In This Article:
U.S. stock futures were mixed early Tuesday as markets braced for a high-stakes earnings deluge. Dow Jones Industrial Average futures rose 0.3%, while the S&P 500 was flat. Nasdaq futures ticked down slightly.
Here are the stocks likely to dominate the headlines:
GM stops buybacks, stock slip
General Motors (GM) beat Q1 expectations with adjusted EPS of $2.78 on $44.02 billion in revenue — but shares slipped 2% premarket after the company suspended 2025 guidance and halted its share buyback program, citing trade uncertainty. The stock fell around 1% before market open.
President Donald Trump is now scrambling to contain the fallout from his 25% auto tariff, offering automakers reimbursement for foreign parts and pledging not to stack duties atop steel and aluminum levies. Detroit welcomed the relief, but analysts warn the shifting policy could still drive up prices and snarl supply chains.
UPS delivers mixed bag, plans to cut 20,000 jobs
UPS (UPS), the world’s largest courier company, reported $21.5 billion in first-quarter revenue — down slightly from last year — but managed to grow operating profit 3.3% to $1.7 billion. On an adjusted basis, operating margin rose to 8.2%, and adjusted EPS climbed 4.2% year-over-year to $1.49. Net income came in at $1.19 billion.
Despite a drop in overall volume, U.S. domestic revenue rose 1.4% thanks to a 4.5% increase in revenue per piece and continued strength in air cargo demand. International volume surged 7.1%, lifting that segment’s revenue 2.7%, though margin pressures overseas and in supply chain solutions remained a big drag.
UPS also announced a sweeping cost-cutting initiative, including plans to eliminate 20,000 positions in 2025 and shutter 73 facilities, after ending its delivery partnership with Amazon (AMZN) — previously its largest customer and 12% of revenue.
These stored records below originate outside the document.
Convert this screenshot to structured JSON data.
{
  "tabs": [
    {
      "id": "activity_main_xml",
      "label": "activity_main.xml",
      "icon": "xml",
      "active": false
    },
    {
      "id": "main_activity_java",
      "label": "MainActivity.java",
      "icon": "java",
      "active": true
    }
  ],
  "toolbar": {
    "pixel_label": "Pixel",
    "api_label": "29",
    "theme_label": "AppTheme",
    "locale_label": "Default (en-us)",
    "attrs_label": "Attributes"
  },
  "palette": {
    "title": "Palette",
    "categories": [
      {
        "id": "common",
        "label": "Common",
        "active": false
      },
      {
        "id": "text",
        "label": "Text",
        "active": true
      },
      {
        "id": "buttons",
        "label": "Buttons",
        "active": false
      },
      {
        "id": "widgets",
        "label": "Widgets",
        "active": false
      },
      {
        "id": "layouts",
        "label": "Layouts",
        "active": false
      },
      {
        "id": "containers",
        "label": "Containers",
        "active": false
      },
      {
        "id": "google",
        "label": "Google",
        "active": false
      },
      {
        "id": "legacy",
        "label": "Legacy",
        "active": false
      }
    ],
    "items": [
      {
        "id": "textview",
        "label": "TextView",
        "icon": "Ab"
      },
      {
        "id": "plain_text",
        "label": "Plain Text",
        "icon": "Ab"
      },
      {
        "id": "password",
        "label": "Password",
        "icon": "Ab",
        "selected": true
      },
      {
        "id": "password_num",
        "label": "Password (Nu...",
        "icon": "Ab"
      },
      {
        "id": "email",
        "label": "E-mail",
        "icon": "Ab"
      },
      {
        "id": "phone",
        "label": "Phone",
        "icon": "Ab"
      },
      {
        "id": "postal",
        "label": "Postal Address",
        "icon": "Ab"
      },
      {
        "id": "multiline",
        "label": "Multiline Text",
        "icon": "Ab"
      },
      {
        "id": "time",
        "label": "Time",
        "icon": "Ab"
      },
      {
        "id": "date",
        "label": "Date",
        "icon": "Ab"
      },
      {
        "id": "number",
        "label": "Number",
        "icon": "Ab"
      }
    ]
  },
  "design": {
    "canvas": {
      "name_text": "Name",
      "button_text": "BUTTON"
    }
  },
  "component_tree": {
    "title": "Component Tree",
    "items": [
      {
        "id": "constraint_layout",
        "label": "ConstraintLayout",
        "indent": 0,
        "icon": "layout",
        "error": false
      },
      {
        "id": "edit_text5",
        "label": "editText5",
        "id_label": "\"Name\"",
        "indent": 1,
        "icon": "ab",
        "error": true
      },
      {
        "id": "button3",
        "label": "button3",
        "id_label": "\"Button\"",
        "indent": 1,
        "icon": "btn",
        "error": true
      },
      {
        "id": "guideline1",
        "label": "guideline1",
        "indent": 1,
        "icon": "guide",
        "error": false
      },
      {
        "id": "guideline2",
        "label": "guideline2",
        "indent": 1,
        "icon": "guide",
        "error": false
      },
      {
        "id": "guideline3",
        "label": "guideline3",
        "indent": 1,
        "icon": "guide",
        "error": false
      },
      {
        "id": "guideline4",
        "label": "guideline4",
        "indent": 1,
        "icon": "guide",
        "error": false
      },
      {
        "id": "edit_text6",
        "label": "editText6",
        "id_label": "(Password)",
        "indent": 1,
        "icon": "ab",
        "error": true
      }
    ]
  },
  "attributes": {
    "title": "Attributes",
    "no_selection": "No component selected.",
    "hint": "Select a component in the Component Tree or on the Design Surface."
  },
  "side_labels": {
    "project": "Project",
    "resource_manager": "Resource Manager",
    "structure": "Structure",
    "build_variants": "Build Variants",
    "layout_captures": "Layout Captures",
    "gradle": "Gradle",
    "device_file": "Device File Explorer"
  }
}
The company, which employs nearly 490,000 people — 330,000 of them unionized under the Teamsters — said the cuts are part of a broader network reconfiguration aimed at aligning its facilities and workforce with lower package volumes. CEO Carol Tomé said the moves were well-timed given ongoing macroeconomic uncertainty, but declined to update the company’s full-year outlook. Shares moved up 1% in premarket trading.
Coke profits bubble up
Coca-Cola (KO) also turned in a mixed Q1. Global unit case volume rose 2% and organic revenue climbed 6%, but reported net revenue declined 2%, largely due to currency headwinds and refranchising. Operating income surged 71% thanks to strong cost management and a favorable year-over-year comp.